The conclusion to be drawn from the above evidence seems to be
that the performance of mystery plays did not change in any
fundamental way as a result of the spread of printing. The latter,
however, did have important consequences as far as the circulation
and survival of the plays were concerned. Most mystery plays were
printed in Paris; a small number were also published in Lyon. Of
these, the majority were sold and remained in these major printing
centres. But some of the most frequently printed mystery plays, like
the Gréban-Michel Passion, the Mystère du
Viel Testament and Mystère des Actes des
Apôtres, spread far and wide, and are known to have been
the inspiration for performances in the remotest corners of the
French-speaking world - for example, at the far end of valleys high
in the Alps - and at dates as late as the 17th century in
places like the Auvergne.
For although, in the main cities of France, performances of
large-scale mystery plays were gradually suppressed and even those of
small-scale plays grew progressively rarer, printed editions of the
plays continued to be published throughout the 16th
century and the first half of the 17th. But, except in the
more marginal regions, these were texts designed to be read, and
probably formed part of the devotional reading of the
non-intellectual, but pious public. As spectacles, the mystery plays
had ended, though belatedly, perhaps, and well after what most people
consider to be the end of the Middle Ages. But, thanks to printing,
many mystery play texts continued to circulate during the
16th and even into the 17th centuries,
reminders of a theatre very different from what we now consider to be
French Renaissance and Classical drama. Indeed, it seems to me a
highly significant fact that the two of the very last printed
editions of French mystery plays were published by the Nicolas Oudin,
who initiated the famous collection of popular littérature
de colportage, the Bibliothèque Bleue.
Graham A. Runnalls (University of Edinburgh)
1.G. A. Runnalls, "Towards a Typology of Medieval Play Manuscripts", The Editor and the Text : Essays in Honour of A.J.Holden, Edinburgh University Press, 1990, 96-113.
2. Joyce Coleman, Public Reading and the Reading Public in Late Medieval England and France, Cambridge University Press, 1966.

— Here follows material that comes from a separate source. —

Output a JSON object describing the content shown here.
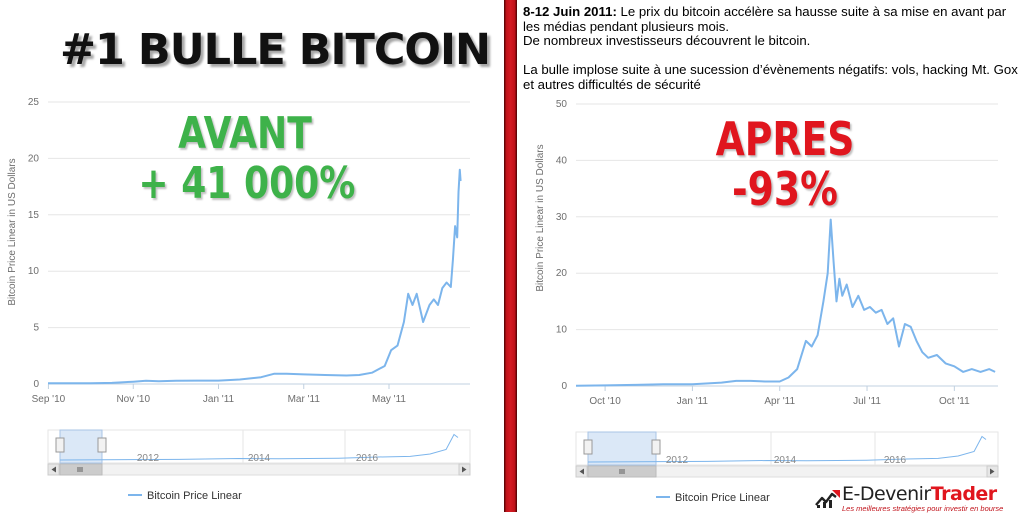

3.For example, H. J. Martin (éd.), L'Histoire de l'Edition Française : Le Livre Conquérant, Paris, 1982; A. Parent, Les Métiers du Livre à Paris au XVIe siècle, Genève, 1971; G. A. Runnalls, "The Book market in early sixteenth-century France", Early Book Society Newsletter, Second series, vol. I (1996) 3-5.
4.G.A. Runnalls, "The Catalogue of the Tours bookseller and late Medieval French drama", Le Moyen Français 11 (1982) 112-128; and "The Catalogue of the Tours Bookseller and Antoine Vérard", Pluteus 2 (1984) 163-174.
5. J. Veyrin-Forrer, "Fabriquer un livre au XVIe siècle", dans: Histoire de l'Edition Française : Le Livre Conquérant, Paris, 1982, pp. 279-301.
6.Paris, Archives Nationales de France, Minutier Central CXXII, 4 (Etude de Jehan de Calais, Petit-Pont) [ANF Cote: MC: ET/CXXII/4]. I am in the process of preparing a critical edition of this document, in collaboration with Stéphanie Rambaud.
7.G.A. Runnalls, "Un siècle dans la vie d'un Mystère: Le Mystère de Saint Denis", Le Moyen Age XCVII (1991) 407-430.
8.However, there is good reason to believe that some of these alleged recent successful performances were fictional.